Изменить размер шрифта - +

И вдруг Дурново гавкнул на него, как на собачонку:

– Да вам – что? Карася в сметане подать, князь?

«Ну, – сообразил Мышецкий, – он, подлец, еще не знает, видно, про Ивонну Бурже… Иначе бы так не говорил!» Министерский чай он не пошел пить, а поехал прямо в Яхт-клуб, где в торжественном одиночестве, окунув в салфетку цыганскую бороду, Столыпин ожесточенно резал кровавый ростбиф.

Кольнув в Мышецкого острыми глазками, показал на кресло:

– Уважьте, коллега…

– А почему вас не было у Дурново? – спросил Сергей Яковлевич, садясь напротив саратовского губернатора.

– Приехал не к нему. Государь обеспокоен тем, что я слишком насел на мужицкие союзы… – Столыпин языком достал что-то между зубов. – И вот до сих пор не могу добиться аудиенции. А вы? Вы прямо от Дурново?

– Да. Хам.

– Согласен, – кивнул Столыпин. – Флотские офицеры бывают вежливы только с дамами. Да и то не всегда… А что у вас там случилось в Уренске?

Мышецкий с готовностью рассказал. Столыпин претил ему грубостью, не меньшей, чем у Дурново. Но чуялась в Петре Аркадьевиче какая-то осмысленная сила, которой нельзя было отрицать.

Такого человека, как Столыпин, хорошо иметь другом или даже врагом: он умеет выбирать из мусора самое сущест­венное.

Вытер Столыпин бороду, залитую соусом, и сказал:

– Будь я министром, князь, я бы поддержал ваши начинания по освоению пустотных земель. Да, это очень важно!.. Но, наоборот, жестоко бы осудил ваши коммунальные новшества. Ныне, во избежание смут, необходимо всем российским губошлепам, косоротам и русопятам перепланировать аграрное хозяйство… Именно!

– И как же? – спросил Сергей Яковлевич.

– Не сплочение мужицких хозяйств, а, наоборот, – раздробление. Пусть мужик сядет на Руси пошире да с жадностью, ему свойственной, побольше загребет себе землицы. Он станет хозяином (великое дело – хозяин!), и тогда пускай все эти господа-социалисты «лозгуны» пишут.
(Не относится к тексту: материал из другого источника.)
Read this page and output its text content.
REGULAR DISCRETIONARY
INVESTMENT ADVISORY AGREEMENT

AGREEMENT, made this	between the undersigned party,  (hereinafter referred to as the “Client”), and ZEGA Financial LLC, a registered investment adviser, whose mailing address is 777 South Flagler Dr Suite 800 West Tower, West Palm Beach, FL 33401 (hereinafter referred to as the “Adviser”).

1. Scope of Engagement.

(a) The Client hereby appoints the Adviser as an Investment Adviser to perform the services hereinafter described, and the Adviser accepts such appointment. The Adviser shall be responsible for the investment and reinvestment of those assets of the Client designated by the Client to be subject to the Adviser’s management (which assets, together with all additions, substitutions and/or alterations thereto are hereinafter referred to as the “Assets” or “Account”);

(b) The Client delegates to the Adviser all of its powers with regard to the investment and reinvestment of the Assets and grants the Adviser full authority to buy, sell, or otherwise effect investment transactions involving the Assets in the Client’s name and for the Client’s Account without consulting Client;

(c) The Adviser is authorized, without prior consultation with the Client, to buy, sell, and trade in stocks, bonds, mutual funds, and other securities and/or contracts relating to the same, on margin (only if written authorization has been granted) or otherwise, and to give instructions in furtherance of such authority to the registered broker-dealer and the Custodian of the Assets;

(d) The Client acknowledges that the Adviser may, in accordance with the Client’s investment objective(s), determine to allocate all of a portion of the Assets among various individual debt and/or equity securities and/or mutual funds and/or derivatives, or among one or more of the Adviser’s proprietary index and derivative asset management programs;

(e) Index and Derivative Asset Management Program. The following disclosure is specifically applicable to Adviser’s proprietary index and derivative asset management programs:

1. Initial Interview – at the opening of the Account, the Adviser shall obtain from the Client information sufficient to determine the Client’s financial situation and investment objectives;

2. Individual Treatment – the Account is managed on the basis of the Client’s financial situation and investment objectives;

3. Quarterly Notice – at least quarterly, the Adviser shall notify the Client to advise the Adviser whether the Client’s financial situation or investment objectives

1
Мужик у нас, слава богу, реакционен по своей звериной сути. Сделай его хуторным хозяином – и все! Революции в деревне – как не бывало…

– Вы такого мнения, Петр Аркадьевич?

– А вы посмотрите на нашего мужика: ведь это – жид! Да еще хуже любого жида… Каждый гвоздь ржавый подберет, к себе в берлогу тащит. «Мое – не трожь!» Эх, – заходили скулы Столыпина, – если бы мне власть, я бы раскрыл Россию вширь, пустил бы кулака на травку – пасись, родимый, стриги купоны… Он бы, этот мужик, любому агитатору накостылял: «Мое – не трожь!»

Потом, совершенно спокойно, Столыпин заговорил о другом:

– Сани писал мне, что вы тоже были за границей. Братец сейчас носится с проектами тюрем – так, будто строит для себя дворец в Ливадии по соседству с царским… Золотое дно!

Сергей Яковлевич был сильно оглушен этим столыпинско-мужиковским натиском. И ответил рассеянно:

– Но, после рескрипта государя, накануне новых решений правительства, не думается ли вам, Петр Аркадьевич, что нужда в тюрьмах отпадет? Нам не тюрьмы нужны сейчас – амнистия!

– Амнистия? – живо откликнулся Столыпин. – Да вы либерал, оказывается. Простите, любезный князь, а куда же, по вашему мнению, спрятать всю эту свору болтунов и бомбистов? Куда?

– С открытием общенародной думы, я мыслю, разногласия должны притихнуть, – подсказал Мышецкий.

– Нет, князь. То, что дано разрешить железом и кровью, не разрешится словами и бумажками. И неужели вы думаете, князь, что я когда-нибудь прощу государю, если он отступит перед революцией?.